Using the Python API
---------------------
.. _python_lib:

The Python API exposes high‑level functions to perform crawling and
indexing tasks.  These functions accept the same parameters as the
CLI but give you full control over the event loop and thread pool.

Two styles of APIs are provided:

* **Synchronous** wrappers that block until completion.
* **Asynchronous** coroutines that can be integrated into your own
  asyncio event loop and combined with other tasks.


Synchronous usage
^^^^^^^^^^^^^^^^^^

The synchronous API functions return when the operation is finished
and raise exceptions on error.  A typical workflow consists of

1. **Crawling**: collect metadata from one or more files or datasets
   into a temporary catalog (e.g. JSON lines or DuckDB).
2. **Indexing**: read entries from the catalog and write them to the
   configured index backend (e.g.
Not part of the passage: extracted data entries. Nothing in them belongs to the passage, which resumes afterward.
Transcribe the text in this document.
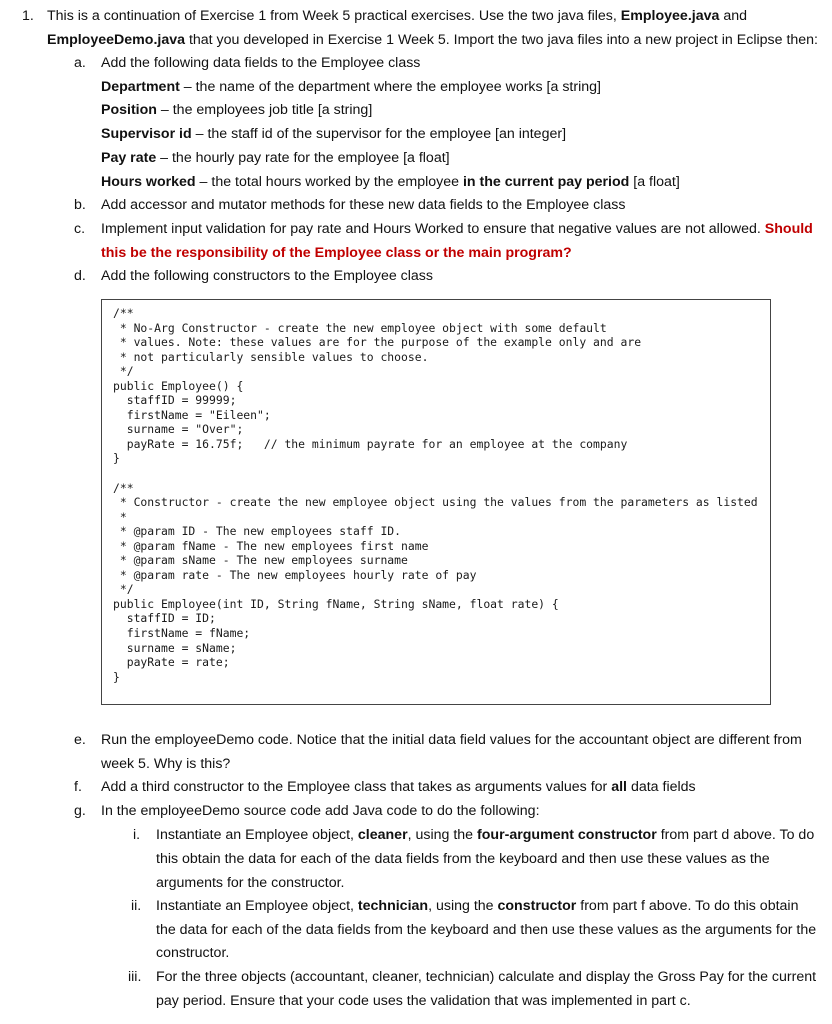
1. This is a continuation of Exercise 1 from Week 5 practical exercises. Use the two java files, Employee.java and
EmployeeDemo.java that you developed in Exercise 1 Week 5. Import the two java files into a new project in Eclipse then:
a. Add the following data fields to the Employee class
Department – the name of the department where the employee works [a string]
Position – the employees job title [a string]
Supervisor id – the staff id of the supervisor for the employee [an integer]
Pay rate – the hourly pay rate for the employee [a float]
Hours worked – the total hours worked by the employee in the current pay period [a float]
b. Add accessor and mutator methods for these new data fields to the Employee class
c. Implement input validation for pay rate and Hours Worked to ensure that negative values are not allowed. Should
this be the responsibility of the Employee class or the main program?
d. Add the following constructors to the Employee class
/**
* No-Arg Constructor - create the new employee object with some default
* values. Note: these values are for the purpose of the example only and are
* not particularly sensible values to choose.
*/
public Employee() {
staffID = 99999;
firstName = "Eileen";
surname = "Over";
payRate = 16.75f;   // the minimum payrate for an employee at the company
}

/**
* Constructor - create the new employee object using the values from the parameters as listed
*
* @param ID - The new employees staff ID.
* @param fName - The new employees first name
* @param sName - The new employees surname
* @param rate - The new employees hourly rate of pay
*/
public Employee(int ID, String fName, String sName, float rate) {
staffID = ID;
firstName = fName;
surname = sName;
payRate = rate;
}
e. Run the employeeDemo code. Notice that the initial data field values for the accountant object are different from
week 5. Why is this?
f. Add a third constructor to the Employee class that takes as arguments values for all data fields
g. In the employeeDemo source code add Java code to do the following:
i. Instantiate an Employee object, cleaner, using the four-argument constructor from part d above. To do
this obtain the data for each of the data fields from the keyboard and then use these values as the
arguments for the constructor.
ii. Instantiate an Employee object, technician, using the constructor from part f above. To do this obtain
the data for each of the data fields from the keyboard and then use these values as the arguments for the
constructor.
iii. For the three objects (accountant, cleaner, technician) calculate and display the Gross Pay for the current
pay period. Ensure that your code uses the validation that was implemented in part c.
Apache Solr or MongoDB).
3. **Deleting**: remove previously indexed entries matching a set
   of search facets (optional).

Below is a minimal example that crawls data from a local directory,
stores it in a JSON lines catalog, and indexes it to Apache Solr:

.. code-block:: python

   from metadata_crawler import add, index, delete

   # 1) collect metadata into a catalog
   add(
       store="/tmp/catalog.jsonl",
       config_fle="/path/to/drs_config.toml",
       data_object=["/path/to/data"],
       catalogue_backend="jsonlines",  # or 'duckdb'
       threads=8,
       batch_size=50,
   )

   # 2) index the catalog into a DuckDB index named 'latest'
   index(
       "solr",
       "/tmp/catalog-1.yml",
       "/tmp/catalog-2.yml",
       batch_size=50,
   )

   # 3) optionally delete entries from the index
   delete(
       "mongo",
       url="mongodb://mongo:secret@localhost:27017",
       database="metadata",
       latest_version="latest",
       facets=[("project", "CMIP6"), ("institute", "MPI-M")],
   )

Asynchronous usage
^^^^^^^^^^^^^^^^^^^

For applications that already run an event loop, metadata‑crawler
provides async counterparts to the functions above.  They are named
``async_add``, ``async_index`` and ``async_delete``.  These
coroutines can be awaited directly or scheduled concurrently with
other tasks:

.. code-block:: python

   import asyncio
   from metadata_crawler import async_add, async_index, async_delete


   async def main():
       # crawl metadata from one or more data objects or datasets
       await async_add(
           store="/tmp/catalog.yaml",
           config_file="/path/to/",
           data_set=["cmip6-fs", "obs-fs"],
           catalogue_backend="duckdb",
           threads=8,
           batch_size=50,
       )

       # index into a MongoDB backend named 'latest'
       await async_index(
           "mongo" "/tmp/catalog-1.yml",
           "/tmp/catalog-2.yml",
           config_file="/path/to/drs_config.toml",
           url="mongodb://localhost:27017",
           database="metadata",
           threads=8,
           batch_size=50,
       )

       # delete entries matching a wildcard pattern (glob translated to regex)
       await async_delete(
           "solr",
           server="localhost:8983",
           latest_version="latest",
           facets=[("file", "*.nc"), ("project", "OBS")],
       )


   asyncio.run(main())

Library Reference
-----------------

.. automodule:: metadata_crawler
   :exclude-members: DataCollector
   :member-order: bysource